ML Security PapersFrom Similarity to Vulnerability: Key Collision Attack on LLM Semantic Caching
Zhixiang Zhang 1, Zesen Liu 1, Yuchong Xie 1, Quanfeng Huang 2, Dongdong She 1
Published on arXiv
2601.23088
Output Integrity Attack
OWASP ML Top 10 — ML09
Prompt Injection
OWASP LLM Top 10 — LLM01
Key Finding
CacheAttack achieves an 86% cache hit rate in LLM response hijacking and can induce malicious agent behaviors, with transferability across embedding models from providers including AWS and Microsoft.
CacheAttack
Novel technique introduced
Semantic caching has emerged as a pivotal technique for scaling LLM applications, widely adopted by major providers including AWS and Microsoft. By utilizing semantic embedding vectors as cache keys, this mechanism effectively minimizes latency and redundant computation for semantically similar queries. In this work, we conceptualize semantic cache keys as a form of fuzzy hashes. We demonstrate that the locality required to maximize cache hit rates fundamentally conflicts with the cryptographic avalanche effect necessary for collision resistance.
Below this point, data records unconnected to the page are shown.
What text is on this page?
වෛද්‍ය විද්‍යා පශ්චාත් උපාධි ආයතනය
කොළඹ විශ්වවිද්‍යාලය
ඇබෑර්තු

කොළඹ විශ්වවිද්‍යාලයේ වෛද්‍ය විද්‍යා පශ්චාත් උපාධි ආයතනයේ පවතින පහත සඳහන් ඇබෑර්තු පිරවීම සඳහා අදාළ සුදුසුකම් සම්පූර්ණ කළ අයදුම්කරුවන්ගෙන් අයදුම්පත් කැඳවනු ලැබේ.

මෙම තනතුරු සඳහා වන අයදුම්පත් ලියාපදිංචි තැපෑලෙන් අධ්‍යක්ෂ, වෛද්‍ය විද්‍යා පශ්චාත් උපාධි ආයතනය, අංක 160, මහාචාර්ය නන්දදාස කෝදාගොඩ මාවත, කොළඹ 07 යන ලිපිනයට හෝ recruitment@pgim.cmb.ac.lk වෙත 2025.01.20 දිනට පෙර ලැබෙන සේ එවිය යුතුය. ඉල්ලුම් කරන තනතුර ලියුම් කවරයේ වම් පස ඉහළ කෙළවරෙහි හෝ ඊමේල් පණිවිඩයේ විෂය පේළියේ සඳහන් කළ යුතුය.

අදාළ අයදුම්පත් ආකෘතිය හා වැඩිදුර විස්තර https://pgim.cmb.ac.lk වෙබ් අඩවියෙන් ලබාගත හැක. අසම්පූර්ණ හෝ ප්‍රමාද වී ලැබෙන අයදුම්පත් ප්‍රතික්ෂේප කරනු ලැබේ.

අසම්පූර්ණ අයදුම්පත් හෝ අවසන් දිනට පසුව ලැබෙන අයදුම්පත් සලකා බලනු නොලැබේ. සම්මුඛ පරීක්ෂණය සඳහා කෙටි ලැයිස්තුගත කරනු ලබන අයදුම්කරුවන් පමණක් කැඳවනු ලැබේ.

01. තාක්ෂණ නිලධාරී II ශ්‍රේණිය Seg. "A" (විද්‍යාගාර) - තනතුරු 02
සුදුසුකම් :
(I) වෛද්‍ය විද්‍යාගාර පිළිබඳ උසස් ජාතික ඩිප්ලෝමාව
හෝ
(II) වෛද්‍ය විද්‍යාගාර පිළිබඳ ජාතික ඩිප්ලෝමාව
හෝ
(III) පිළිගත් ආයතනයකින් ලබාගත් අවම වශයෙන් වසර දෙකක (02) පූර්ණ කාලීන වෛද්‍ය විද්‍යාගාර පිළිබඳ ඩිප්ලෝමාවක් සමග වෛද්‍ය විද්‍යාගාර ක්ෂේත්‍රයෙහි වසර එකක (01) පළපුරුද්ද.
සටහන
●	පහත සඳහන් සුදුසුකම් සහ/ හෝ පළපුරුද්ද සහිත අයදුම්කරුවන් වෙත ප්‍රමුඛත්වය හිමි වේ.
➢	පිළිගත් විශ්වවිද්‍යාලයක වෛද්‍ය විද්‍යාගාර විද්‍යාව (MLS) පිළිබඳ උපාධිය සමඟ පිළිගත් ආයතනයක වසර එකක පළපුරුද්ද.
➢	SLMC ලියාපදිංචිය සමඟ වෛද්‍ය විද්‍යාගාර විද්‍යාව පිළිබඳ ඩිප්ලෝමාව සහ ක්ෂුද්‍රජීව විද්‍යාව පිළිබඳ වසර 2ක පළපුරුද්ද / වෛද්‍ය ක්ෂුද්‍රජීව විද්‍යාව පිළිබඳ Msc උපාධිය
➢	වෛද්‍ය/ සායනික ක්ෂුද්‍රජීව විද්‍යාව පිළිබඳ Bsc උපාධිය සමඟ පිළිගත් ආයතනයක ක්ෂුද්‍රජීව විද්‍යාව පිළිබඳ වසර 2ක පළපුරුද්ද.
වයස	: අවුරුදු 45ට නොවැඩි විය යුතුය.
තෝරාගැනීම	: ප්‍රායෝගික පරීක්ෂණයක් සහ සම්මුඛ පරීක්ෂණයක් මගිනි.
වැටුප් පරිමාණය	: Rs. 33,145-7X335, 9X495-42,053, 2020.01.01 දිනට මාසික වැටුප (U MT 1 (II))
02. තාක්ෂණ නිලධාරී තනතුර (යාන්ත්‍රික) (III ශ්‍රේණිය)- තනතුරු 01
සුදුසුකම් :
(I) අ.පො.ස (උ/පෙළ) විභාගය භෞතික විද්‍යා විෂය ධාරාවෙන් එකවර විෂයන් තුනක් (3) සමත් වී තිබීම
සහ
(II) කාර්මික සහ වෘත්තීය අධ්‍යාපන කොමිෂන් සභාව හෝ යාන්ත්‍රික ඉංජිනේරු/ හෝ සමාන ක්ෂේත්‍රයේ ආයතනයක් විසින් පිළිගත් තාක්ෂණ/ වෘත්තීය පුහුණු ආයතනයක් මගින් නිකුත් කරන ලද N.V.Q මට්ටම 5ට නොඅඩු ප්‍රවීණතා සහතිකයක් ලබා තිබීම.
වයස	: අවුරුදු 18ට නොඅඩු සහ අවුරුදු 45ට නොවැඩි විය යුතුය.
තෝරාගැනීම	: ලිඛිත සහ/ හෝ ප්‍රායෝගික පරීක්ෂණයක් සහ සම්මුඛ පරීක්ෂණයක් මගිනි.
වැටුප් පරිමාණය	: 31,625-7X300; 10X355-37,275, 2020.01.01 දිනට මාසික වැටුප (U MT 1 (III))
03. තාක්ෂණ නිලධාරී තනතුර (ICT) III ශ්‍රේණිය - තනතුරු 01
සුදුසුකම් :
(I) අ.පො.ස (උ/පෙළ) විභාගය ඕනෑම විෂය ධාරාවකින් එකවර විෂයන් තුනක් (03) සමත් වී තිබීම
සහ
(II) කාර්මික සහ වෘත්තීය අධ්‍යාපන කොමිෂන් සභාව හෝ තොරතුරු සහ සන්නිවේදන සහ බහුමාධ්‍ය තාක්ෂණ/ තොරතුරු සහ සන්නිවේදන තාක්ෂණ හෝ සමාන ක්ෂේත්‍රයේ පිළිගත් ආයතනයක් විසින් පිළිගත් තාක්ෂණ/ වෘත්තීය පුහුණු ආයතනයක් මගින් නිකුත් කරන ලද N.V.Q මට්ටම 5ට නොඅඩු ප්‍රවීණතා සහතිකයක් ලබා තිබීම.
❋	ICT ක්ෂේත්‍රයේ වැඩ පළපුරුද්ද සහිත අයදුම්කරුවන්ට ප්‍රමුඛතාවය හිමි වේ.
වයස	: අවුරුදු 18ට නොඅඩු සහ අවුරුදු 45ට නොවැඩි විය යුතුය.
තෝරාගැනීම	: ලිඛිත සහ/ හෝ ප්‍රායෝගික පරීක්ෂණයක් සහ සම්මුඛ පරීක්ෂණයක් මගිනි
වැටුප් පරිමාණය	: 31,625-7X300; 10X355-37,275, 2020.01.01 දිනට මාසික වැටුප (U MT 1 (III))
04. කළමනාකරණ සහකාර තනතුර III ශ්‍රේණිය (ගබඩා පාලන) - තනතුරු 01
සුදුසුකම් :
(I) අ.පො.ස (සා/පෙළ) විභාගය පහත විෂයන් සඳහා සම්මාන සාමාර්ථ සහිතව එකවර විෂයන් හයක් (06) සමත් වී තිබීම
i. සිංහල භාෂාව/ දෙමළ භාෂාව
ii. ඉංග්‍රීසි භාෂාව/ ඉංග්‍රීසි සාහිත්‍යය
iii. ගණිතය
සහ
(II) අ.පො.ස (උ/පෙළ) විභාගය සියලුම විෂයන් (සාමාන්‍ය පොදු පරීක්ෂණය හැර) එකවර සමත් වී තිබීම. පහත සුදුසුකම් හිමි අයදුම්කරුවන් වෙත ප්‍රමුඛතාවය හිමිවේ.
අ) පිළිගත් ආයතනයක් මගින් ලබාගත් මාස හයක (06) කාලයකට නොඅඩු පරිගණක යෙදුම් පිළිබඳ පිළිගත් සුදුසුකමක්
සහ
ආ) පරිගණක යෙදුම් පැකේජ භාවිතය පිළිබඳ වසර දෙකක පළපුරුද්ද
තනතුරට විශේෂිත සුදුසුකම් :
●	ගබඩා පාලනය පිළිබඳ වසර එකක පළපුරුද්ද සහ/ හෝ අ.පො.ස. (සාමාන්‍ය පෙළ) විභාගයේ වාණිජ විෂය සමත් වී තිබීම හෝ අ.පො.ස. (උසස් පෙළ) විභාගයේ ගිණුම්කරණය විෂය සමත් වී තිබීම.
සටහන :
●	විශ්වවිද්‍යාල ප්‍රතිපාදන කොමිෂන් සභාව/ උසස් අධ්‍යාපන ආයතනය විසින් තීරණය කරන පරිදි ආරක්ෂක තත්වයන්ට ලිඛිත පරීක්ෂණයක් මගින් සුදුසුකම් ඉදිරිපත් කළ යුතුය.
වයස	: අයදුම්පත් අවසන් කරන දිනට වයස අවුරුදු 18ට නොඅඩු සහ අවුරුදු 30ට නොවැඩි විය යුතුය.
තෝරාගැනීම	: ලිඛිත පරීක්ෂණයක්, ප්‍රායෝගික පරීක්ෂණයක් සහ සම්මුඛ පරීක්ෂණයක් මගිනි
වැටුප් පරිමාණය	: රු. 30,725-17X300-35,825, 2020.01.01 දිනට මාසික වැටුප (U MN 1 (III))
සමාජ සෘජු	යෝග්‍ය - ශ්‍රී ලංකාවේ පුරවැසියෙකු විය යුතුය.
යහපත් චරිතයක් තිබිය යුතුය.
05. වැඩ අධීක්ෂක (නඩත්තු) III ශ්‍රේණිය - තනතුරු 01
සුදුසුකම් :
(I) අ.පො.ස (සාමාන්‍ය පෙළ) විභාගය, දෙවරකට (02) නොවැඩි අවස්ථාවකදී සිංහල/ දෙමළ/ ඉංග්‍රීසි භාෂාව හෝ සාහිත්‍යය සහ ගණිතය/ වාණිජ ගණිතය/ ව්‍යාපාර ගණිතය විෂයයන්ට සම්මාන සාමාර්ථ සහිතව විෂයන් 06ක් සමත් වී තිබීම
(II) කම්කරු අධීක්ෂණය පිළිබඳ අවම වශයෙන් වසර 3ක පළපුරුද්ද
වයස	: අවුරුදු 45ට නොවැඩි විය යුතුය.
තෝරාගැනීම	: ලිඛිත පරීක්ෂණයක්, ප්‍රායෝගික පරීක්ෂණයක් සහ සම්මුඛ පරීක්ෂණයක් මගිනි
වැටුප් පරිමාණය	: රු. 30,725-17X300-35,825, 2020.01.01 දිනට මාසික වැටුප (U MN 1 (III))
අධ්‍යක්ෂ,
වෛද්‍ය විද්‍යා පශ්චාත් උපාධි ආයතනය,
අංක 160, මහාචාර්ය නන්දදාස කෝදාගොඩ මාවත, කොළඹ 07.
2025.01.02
Our conceptual analysis formalizes this inherent trade-off between performance (locality) and security (collision resilience), revealing that semantic caching is naturally vulnerable to key collision attacks. While prior research has focused on side-channel and privacy risks, we present the first systematic study of integrity risks arising from cache collisions. We introduce CacheAttack, an automated framework for launching black-box collision attacks. We evaluate CacheAttack in security-critical tasks and agentic workflows. It achieves a hit rate of 86\% in LLM response hijacking and can induce malicious behaviors in LLM agent, while preserving strong transferability across different embedding models. A case study on a financial agent further illustrates the real-world impact of these vulnerabilities. Finally, we discuss mitigation strategies.
Key Contributions
- Formalizes the fundamental security-performance trade-off in LLM semantic caching, showing that locality (required for cache hits) inherently conflicts with collision resistance (required for integrity)
- Introduces CacheAttack, the first automated black-box framework for launching cache key collision attacks against LLM semantic caches
- Demonstrates 86% response hijacking rate and successful induction of malicious LLM agent behaviors, with strong transferability across different embedding models; includes a financial agent case study
🛡️ Threat Analysis
The paper explicitly frames itself as studying 'integrity risks arising from cache collisions.' The attack causes LLM systems to serve wrong/attacker-chosen cached responses in place of legitimate fresh outputs — a direct output integrity violation. The paper's core contribution is demonstrating that semantic cache keys are inherently collision-vulnerable, leading to manipulated/hijacked responses delivered to users.